Certo, non sappiamo quanto dolore Ashley abbia provato, però è un elemento che mi suscita forti perplessità. Sebbene non insopportabile (molte donne vengono sottoposte ad isterectomia) e controllabile con antidolorifici, mi domando se fosse davvero necessario.
Lo stesso vale per il rischio connesso a qualsiasi intervento chirurgico, specie se non strettamente necessario.

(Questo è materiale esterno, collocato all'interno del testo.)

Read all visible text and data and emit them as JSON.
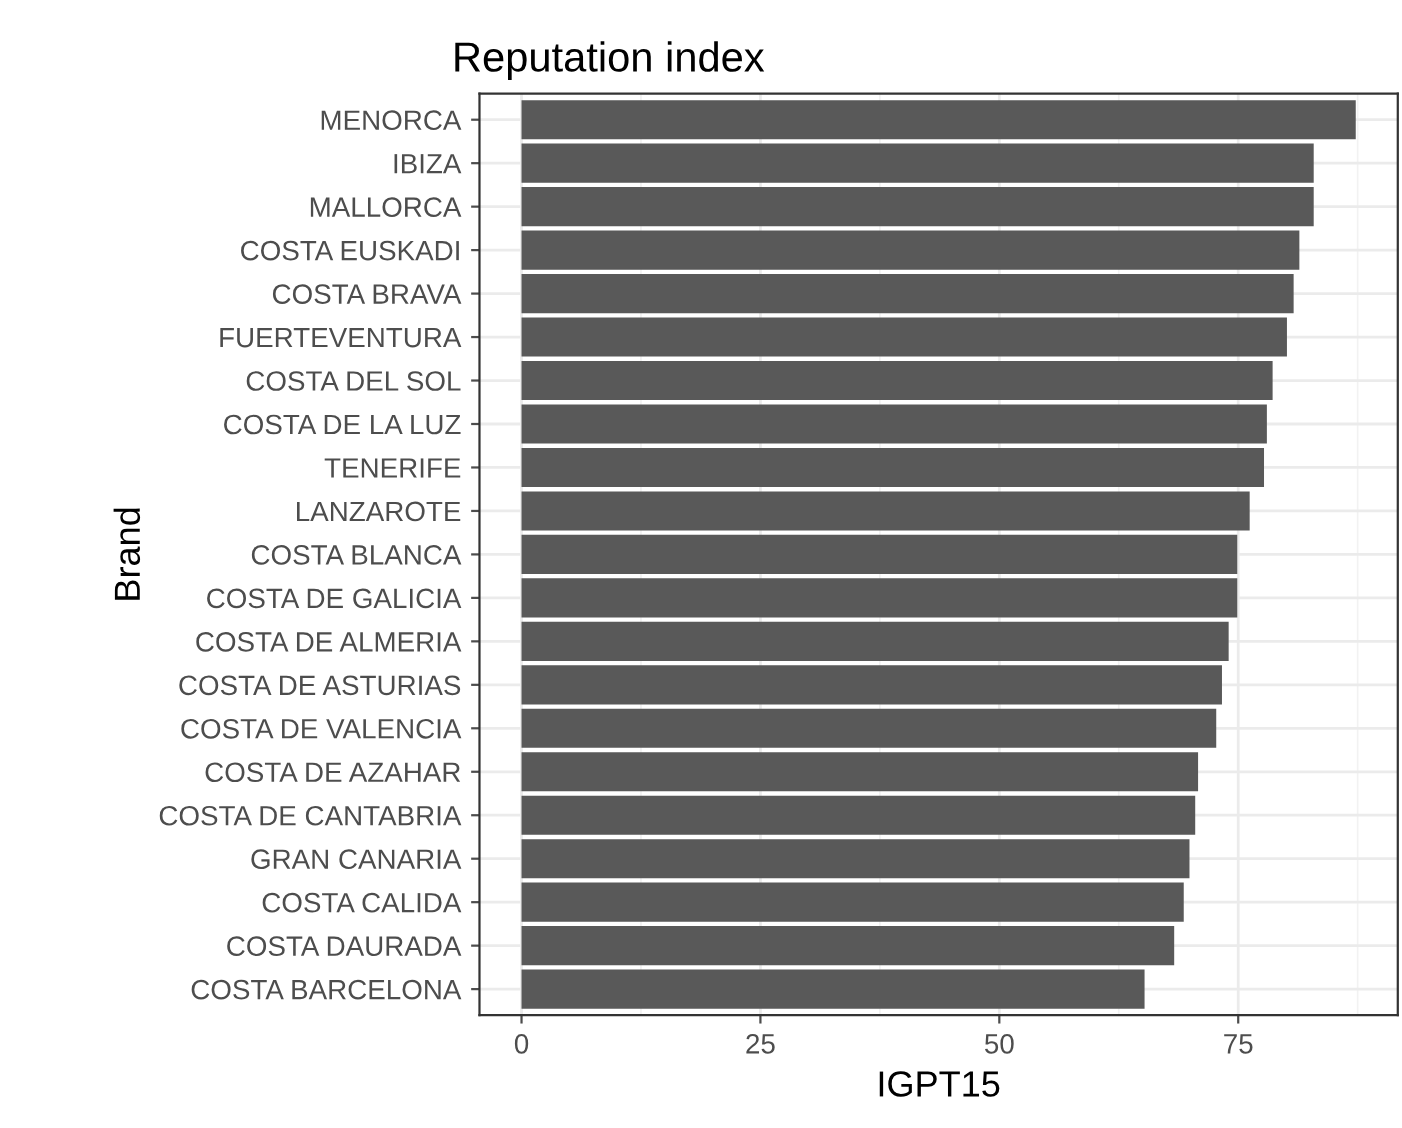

A volte anche gli interventi medici diagnostici procurano sensazioni dolorose e anche un certo rischio, ma il senso, a quel punto, è quello di cercare la causa di una patologia, magari una cura, se non risolutiva almeno “di sollievo”, o ancora di pianificare i controlli successivi in base alla conoscenza della storia naturale della malattia, o ad esempio rendere noto ai genitori il rischio di ricorrenza della patologia, mettendoli nelle condizioni di scegliere circa eventuali future gravidanze.
E del resto anche nella comune pratica diagnostica e di ricerca scientifica è quanto mai importante chiedersi se davvero quanto si sta facendo è realmente necessario, utile, ragionevole, soprattutto nei confronti di chi non è in grado di capire che cosa si fa né di decidere per se stesso.
Il trattamento è davvero utile allo scopo?
Infine, trovo di grande rilievo la riflessione sollevata nel citato editoriale di commento: «Il trattamento davvero è utile allo scopo? […] Ancora più grave del fatto che la soluzione trovata possa non corrispondere all’atteso (cioè che non funzioni) o che causi effetti avversi non previsti o controllabili, ancora più grave è che questa soluzione costringa i genitori ad essere gli unici ad occuparsi della figlia, in un contesto sociale che non garantisce un supporto adeguato».
Sebbene infatti il desiderio di continuare ad occuparsi direttamente della bimba sia comprensibile umanamente nei genitori, sembra grave la mancanza di soluzioni alternative, di possibilità offerte per elaborare l’idea che la loro bimba e loro stessi facciano parte di un tessuto sociale più ampio e sufficiente a garantire i mezzi necessari per poter aiutare Ashley a casa, con gli strumenti utili allo scopo e se necessario l’aiuto di personale di appoggio; e che ciò possa magari continuare anche dopo di loro, anche quando loro, indipendentemente dalla statura e dal peso della bimba, non potranno più occuparsene perché anziani.
Può anche darsi che queste soluzioni siano state prospettate e rifiutate dai genitori e qui si torna a quelle domande che necessiterebbero di un rapporto diretto con le persone per essere realmente soddisfatte, ma non si fa menzione di tale possibilità né nell’articolo, né all’interno della discussione etica successiva.
*Neuropsichiatra infantile. Istituto Neurologico “Mondino” di Pavia.